2013-03-28 / Front Page

Sayreville, So. Amboy to receive steel from World Trade Center

Staff Writer

SAYREVILLE — Pieces of the twin towers will find new homes in Sayreville and South Amboy.

Fire companies in both towns are in the process of acquiring pieces of steel from the wreckage of the Sept. 11, 2001 terrorist attacks and are planning to build memorials in their towns for those lost in the attacks.

“Our memorial will be to all those who lost their lives that day,” said John Dragotta, a fire chief in Old Bridge and firefighter in South Amboy and the Morgan Hose Company in Sayreville.

Dragotta and Owen Carlock met after the Sept. 11 attacks, when Dragotta volunteered with Carlock’s company, Ladder 122 in Brooklyn, N.Y., to help with the efforts after the towers collapsed.

“His company took us in like family.
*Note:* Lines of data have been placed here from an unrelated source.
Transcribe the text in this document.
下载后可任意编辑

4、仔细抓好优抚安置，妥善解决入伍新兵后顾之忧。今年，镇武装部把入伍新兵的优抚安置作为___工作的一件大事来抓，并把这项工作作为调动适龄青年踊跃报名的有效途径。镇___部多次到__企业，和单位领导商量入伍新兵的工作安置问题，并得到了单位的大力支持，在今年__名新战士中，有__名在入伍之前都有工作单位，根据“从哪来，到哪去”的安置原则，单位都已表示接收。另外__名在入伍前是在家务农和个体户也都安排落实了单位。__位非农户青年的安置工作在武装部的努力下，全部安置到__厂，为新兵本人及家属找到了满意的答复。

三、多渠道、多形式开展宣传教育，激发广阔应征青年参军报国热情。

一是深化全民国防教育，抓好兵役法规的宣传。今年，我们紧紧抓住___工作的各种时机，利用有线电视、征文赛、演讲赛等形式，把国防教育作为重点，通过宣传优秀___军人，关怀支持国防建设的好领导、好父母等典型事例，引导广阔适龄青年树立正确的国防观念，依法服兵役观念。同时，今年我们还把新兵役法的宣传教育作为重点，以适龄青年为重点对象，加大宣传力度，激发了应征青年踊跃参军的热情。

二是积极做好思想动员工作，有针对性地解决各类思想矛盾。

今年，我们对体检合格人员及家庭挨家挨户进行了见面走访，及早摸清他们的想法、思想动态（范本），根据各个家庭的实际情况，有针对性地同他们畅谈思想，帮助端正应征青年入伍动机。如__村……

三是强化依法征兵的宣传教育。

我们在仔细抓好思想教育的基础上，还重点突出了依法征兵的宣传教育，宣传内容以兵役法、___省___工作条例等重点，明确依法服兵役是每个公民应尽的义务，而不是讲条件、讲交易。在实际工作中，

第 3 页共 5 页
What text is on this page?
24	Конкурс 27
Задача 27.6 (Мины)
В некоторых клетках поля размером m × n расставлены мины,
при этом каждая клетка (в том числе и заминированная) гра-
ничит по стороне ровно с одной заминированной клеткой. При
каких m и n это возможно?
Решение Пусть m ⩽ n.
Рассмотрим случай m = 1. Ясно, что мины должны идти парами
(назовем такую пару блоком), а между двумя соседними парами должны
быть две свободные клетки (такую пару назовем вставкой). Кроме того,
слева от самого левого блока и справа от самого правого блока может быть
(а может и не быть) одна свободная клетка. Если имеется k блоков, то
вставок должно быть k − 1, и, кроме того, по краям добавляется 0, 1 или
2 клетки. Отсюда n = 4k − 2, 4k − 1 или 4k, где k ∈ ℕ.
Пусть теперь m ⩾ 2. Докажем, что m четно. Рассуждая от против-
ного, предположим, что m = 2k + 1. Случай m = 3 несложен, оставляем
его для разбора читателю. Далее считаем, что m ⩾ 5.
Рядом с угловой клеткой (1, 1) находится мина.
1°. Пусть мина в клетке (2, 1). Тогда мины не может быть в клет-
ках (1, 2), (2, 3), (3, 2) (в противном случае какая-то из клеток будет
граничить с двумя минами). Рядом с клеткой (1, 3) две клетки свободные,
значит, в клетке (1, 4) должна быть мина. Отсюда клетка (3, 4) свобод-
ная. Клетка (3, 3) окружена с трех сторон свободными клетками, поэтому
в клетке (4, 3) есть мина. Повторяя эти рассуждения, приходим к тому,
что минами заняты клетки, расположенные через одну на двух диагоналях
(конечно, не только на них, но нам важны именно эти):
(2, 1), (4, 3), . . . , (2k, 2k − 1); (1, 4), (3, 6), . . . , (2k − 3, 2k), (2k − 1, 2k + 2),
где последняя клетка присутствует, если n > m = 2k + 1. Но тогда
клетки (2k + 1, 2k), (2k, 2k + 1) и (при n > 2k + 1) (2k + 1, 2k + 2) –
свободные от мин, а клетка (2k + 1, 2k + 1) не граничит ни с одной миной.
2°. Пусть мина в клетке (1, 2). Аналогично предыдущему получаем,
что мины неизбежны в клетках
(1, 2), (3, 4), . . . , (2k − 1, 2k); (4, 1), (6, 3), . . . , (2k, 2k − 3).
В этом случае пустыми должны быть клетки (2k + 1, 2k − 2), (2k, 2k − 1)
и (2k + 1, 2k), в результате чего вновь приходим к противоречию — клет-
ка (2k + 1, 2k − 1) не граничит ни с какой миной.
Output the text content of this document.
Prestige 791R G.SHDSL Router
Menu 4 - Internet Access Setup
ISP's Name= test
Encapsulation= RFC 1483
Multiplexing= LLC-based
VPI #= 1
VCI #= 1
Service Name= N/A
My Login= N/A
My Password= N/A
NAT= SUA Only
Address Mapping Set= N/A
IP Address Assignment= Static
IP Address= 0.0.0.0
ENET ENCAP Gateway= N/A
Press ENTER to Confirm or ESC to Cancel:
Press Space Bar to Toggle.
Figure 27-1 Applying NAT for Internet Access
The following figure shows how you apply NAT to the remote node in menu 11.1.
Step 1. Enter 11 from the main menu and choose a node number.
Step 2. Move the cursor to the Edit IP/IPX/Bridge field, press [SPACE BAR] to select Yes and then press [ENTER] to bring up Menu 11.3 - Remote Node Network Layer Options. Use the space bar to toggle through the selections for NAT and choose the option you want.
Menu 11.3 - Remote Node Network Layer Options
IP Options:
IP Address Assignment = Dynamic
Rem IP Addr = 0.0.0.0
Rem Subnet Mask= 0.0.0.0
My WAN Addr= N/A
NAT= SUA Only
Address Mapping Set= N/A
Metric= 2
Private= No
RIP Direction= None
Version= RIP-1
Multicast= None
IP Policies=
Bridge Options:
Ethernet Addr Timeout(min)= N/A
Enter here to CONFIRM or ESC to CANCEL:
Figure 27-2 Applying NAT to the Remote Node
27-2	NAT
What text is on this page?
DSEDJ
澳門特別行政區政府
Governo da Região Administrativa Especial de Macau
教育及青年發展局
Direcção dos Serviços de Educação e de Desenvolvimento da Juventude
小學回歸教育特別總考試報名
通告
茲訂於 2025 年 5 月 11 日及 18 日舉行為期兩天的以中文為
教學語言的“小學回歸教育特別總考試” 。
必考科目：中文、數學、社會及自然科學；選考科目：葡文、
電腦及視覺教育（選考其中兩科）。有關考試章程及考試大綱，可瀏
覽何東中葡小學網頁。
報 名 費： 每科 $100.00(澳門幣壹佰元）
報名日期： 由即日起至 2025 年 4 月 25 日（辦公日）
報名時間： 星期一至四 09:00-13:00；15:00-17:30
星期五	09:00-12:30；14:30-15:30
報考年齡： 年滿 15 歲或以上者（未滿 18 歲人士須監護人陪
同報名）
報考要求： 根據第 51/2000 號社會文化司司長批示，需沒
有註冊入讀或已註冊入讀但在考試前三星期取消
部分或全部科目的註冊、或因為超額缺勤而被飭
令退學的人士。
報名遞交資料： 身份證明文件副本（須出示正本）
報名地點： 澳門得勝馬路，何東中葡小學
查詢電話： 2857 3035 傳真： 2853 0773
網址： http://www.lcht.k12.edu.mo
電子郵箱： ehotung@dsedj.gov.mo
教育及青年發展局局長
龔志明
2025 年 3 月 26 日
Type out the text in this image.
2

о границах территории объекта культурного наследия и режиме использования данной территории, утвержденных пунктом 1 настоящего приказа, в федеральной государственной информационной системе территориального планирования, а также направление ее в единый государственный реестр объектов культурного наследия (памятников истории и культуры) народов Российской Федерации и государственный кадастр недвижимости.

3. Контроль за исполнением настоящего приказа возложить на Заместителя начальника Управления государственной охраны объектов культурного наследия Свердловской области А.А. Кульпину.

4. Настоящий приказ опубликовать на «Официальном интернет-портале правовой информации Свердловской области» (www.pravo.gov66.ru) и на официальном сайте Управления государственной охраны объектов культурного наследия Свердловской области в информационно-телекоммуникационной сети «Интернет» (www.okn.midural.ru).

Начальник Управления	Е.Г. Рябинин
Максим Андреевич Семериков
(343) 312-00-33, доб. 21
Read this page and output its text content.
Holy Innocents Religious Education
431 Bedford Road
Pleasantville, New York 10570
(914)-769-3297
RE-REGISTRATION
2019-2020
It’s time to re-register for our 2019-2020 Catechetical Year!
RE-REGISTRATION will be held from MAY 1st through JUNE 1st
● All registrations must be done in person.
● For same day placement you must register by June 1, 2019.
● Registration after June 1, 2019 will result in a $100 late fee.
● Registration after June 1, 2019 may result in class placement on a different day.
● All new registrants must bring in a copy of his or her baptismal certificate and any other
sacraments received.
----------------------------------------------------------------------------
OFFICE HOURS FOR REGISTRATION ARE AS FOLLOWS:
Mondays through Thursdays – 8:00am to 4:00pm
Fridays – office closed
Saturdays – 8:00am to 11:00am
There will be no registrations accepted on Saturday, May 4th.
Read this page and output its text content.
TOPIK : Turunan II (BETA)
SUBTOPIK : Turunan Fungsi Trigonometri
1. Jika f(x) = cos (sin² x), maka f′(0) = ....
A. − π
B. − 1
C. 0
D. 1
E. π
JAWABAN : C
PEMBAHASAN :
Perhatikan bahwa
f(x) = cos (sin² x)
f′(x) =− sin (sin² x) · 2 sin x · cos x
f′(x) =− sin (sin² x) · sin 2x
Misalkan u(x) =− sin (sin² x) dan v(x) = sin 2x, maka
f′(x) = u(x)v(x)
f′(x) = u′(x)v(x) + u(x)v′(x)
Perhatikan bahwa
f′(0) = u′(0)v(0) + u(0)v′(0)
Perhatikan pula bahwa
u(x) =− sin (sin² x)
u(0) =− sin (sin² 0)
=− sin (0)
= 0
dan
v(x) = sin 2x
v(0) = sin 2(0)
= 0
Sept. 11 changed the way we looked at each other; paid men [like in Brooklyn] and volunteers [like in Sayreville] got along better than ever before because we worked for a common goal.”

Carlock had survived both World Trade Center attacks and retired after Sept. 11, 2001, and even joined the fire company in Sayreville. He and Dragotta became fast friends and remained close until Carlock’s passing in May 2012 from a Sept. 11-related illness.

“He was my best friend and my daughter’s godfather,” Dragotta said.

The process to access a piece of steel had begun prior to that, when Carlock connected Dragotta to the appropriate people at the Port Authority of New York & New Jersey last year to request a piece of steel.

Last month, an employee from the Port Authority called Dragotta to let him know that Sayreville’s request for a piece of steel, which is 56 inches high and weighs more than 3,000 pounds, was approved.

Sayreville is currently working on its final plans for the steel, which include a plaque or signage explaining where the steel is from.

“We haven’t really finalized our plans for the final design, but we’ve already told Owen’s fire company, and they’ll come,” Dragotta said.

Although no official date of completion or unveiling has been set, there will be a ceremony when it is installed.

“It’s been 12 years already, but we will never forget that day,” Dragotta said.

Phil English, a fireman with the South Amboy Fire Department and chair of the committee that is designing the monument, said that South Amboy will receive a 10-foot piece of steel. The steel, along with an interpretation of the New York City skyline, will be placed in a memorial near the South Amboy train station.

“There will be trains going by all the time, and a lot of people [who died] took the train every day,” English said.

South Amboy is currently waiting for approval from NJ Transit to place the memorial on its property.